A quick test on an OS X (10.5.8) box gives:

$ java EncDemo
MacRoman
3f

whereas my Kubuntu box gives:

$ java EncDemo
UTF-8
c3 be

but if I change the locale:

$ LANG=en_US java EncDemo
US-ASCII
3f

delt0r · December 23, 2009, 10:53am

mmm Thanks… But i do hate it when i learn something that says some deployed code is wrong (but its working!). Guess I got lucky and the encoding is set somewhere in the app.

So that leaves us with strings and some unpacking logic i guess. I did some tests last night, strings to seem to pack rather tightly into the archives. Random data does not expand the pack200.gz by much more than the data (24 extra bytes from 1024). However there are some illegal values so that not really quite 1024 random bytes.

pjt33 · December 23, 2009, 11:45am

Maybe you’re just using values in ASCII, which are the same in most encodings which aren’t designed for locales which use a non-Latin alphabet.

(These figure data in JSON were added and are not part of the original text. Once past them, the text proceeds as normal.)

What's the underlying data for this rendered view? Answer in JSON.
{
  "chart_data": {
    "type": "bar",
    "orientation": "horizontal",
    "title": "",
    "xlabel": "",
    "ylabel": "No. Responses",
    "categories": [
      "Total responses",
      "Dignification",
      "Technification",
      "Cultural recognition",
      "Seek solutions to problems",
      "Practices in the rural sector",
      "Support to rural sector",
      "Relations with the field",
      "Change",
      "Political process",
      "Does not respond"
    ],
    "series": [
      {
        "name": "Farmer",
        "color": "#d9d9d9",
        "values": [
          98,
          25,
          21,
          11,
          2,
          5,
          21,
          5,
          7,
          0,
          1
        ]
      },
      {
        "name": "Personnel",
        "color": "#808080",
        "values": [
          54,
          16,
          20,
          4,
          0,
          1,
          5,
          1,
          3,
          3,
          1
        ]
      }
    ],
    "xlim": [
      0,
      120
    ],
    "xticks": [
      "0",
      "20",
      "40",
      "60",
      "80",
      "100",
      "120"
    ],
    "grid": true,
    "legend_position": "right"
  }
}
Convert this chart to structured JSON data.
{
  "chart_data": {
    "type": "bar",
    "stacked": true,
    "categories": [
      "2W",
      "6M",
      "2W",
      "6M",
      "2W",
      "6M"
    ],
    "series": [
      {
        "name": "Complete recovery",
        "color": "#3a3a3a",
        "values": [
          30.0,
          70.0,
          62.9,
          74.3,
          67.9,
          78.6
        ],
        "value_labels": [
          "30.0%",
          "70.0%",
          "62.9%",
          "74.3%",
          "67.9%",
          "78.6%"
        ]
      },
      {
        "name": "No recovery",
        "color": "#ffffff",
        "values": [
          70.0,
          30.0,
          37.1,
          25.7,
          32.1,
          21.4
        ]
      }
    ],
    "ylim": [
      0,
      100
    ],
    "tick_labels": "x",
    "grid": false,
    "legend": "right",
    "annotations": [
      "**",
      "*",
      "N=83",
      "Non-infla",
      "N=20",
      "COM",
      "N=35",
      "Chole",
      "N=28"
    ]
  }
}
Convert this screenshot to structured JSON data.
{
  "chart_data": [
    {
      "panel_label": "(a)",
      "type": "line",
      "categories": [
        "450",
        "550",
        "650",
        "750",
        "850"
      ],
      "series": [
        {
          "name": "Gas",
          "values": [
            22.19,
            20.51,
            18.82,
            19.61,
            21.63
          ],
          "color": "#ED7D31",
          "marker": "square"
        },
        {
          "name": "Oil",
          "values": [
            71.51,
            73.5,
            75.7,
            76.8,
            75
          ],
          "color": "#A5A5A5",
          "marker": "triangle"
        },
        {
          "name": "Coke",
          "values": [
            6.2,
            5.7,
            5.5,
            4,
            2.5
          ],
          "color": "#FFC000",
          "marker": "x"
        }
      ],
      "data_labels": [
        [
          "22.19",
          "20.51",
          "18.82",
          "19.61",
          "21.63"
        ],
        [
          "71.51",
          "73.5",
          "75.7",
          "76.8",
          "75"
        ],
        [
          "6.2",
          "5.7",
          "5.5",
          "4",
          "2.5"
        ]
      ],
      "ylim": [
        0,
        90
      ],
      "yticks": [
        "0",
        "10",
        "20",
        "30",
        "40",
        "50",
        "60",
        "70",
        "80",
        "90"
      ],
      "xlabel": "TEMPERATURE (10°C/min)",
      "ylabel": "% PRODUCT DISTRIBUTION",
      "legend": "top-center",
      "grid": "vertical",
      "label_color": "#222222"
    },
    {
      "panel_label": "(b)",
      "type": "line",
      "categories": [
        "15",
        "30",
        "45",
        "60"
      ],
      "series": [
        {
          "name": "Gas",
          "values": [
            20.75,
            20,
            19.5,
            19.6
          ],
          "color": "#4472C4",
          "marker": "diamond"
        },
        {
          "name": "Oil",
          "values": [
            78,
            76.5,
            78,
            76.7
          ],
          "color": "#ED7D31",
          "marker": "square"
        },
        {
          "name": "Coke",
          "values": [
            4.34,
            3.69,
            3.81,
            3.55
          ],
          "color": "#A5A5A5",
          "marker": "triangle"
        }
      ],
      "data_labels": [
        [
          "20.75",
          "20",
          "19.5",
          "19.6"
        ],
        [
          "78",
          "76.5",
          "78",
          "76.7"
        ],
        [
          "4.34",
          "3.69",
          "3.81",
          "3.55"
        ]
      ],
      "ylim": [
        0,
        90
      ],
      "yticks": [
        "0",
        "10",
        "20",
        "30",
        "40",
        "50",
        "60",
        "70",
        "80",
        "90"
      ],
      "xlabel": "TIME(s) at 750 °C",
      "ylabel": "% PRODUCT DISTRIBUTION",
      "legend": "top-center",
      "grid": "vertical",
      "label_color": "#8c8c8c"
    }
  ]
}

I’ve been badly bitten before, to the extent that I’ve added a sanity check string to my main data file which will break if it gets mis-transformed (e.g. saved as UTF-8 and loaded as ISO-8859-1) at any step.

delt0r · January 3, 2010, 11:11am

Well after reading up on Pack200 and constant pools and everything else that isn’t real work (Molten salt reactors for the win!) I have found a pretty easy way to get the data into the jar/pack200 file.

Just use a resource file!

Really, i get a 2 byte overhead including a file named “run” (ie its already in the global constants pool) of zero length. I also get pretty good compression with non zero length files. Now the best gains are with the fact that the decoding logic is minimal as compared to strings.

Turns out this would be the same overhead in a pack200 file as a attribute that is just stored. ie its very close to just appending raw bytes to the class. I can’t see any other method getting close really.

moogie · January 3, 2010, 11:49am

yup, that was my conclusion when i investigated converting the “embed binary data as an class attribute” trick for use in pack200… dont bother for the reasons you stated above.

pjt33 · January 3, 2010, 2:27pm

Are you going to show us what it is? Sounds to me like a getClass() call, a Class.getResourceAsStream(String) call, and an InputStream.read() call at minimum, which doesn’t seem to compare particularly favourably with String.charAt(int).

delt0r · January 3, 2010, 2:45pm

Its an input stream and ClassLoader.getSys… I don’t remember what the test came up with. But since to get any char from a string you must encode it, most bytes expands to 2 bytes with the high bit/s set (some to 3 bytes). This seems to be bad news for gzip and pack200 does not deal with these well (optimised for strings that are class names for clear reasons).

Over all its a pretty big difference in my case. 10 sprites(line art) is expanding the archive by just 30 bytes now rather than 100, and the addition of ClassLoader and inputstream are worth it (about 30 bytes IIRC). The loops to put data into datastructures is still the larger part of it.

Demonpants · January 4, 2010, 3:27pm

A related but also separate question:

Currently I have my level data stored something like this:


wwwwwwwwww
w s  w  ew
w    w   w
w    w   w
w        w
wwwwwwwwww

That goes into an external txt file, sans extension and with one character in the file name. Now, the question is: would be perhaps be a better idea to put the string directly into the Java source like this:


String levelData = "wwwwwwwwww\nw s  w  ew\nw    w   w\nw    w   w\nw        w\n wwwwwwwwww";

And is there an even better way to do it?

delt0r · January 4, 2010, 3:33pm

Well in this case all the characters you use do in fact take only 1 byte in class file UTF-8. Also you could use the statistics of the English language to pick characters, since more common ones use less bits with Huffman coding. (ie use ‘e’ rather than the rare ‘w’). So I would think a string could work pretty well in this case, and you save having the ClassLoader.get… method and InputStream classes in the constant pool as well.

Demonpants · January 4, 2010, 5:48pm

Cool, I’ll have to look up Huffman coding and then just choose letters that work better. I only need like 5 characters, after all.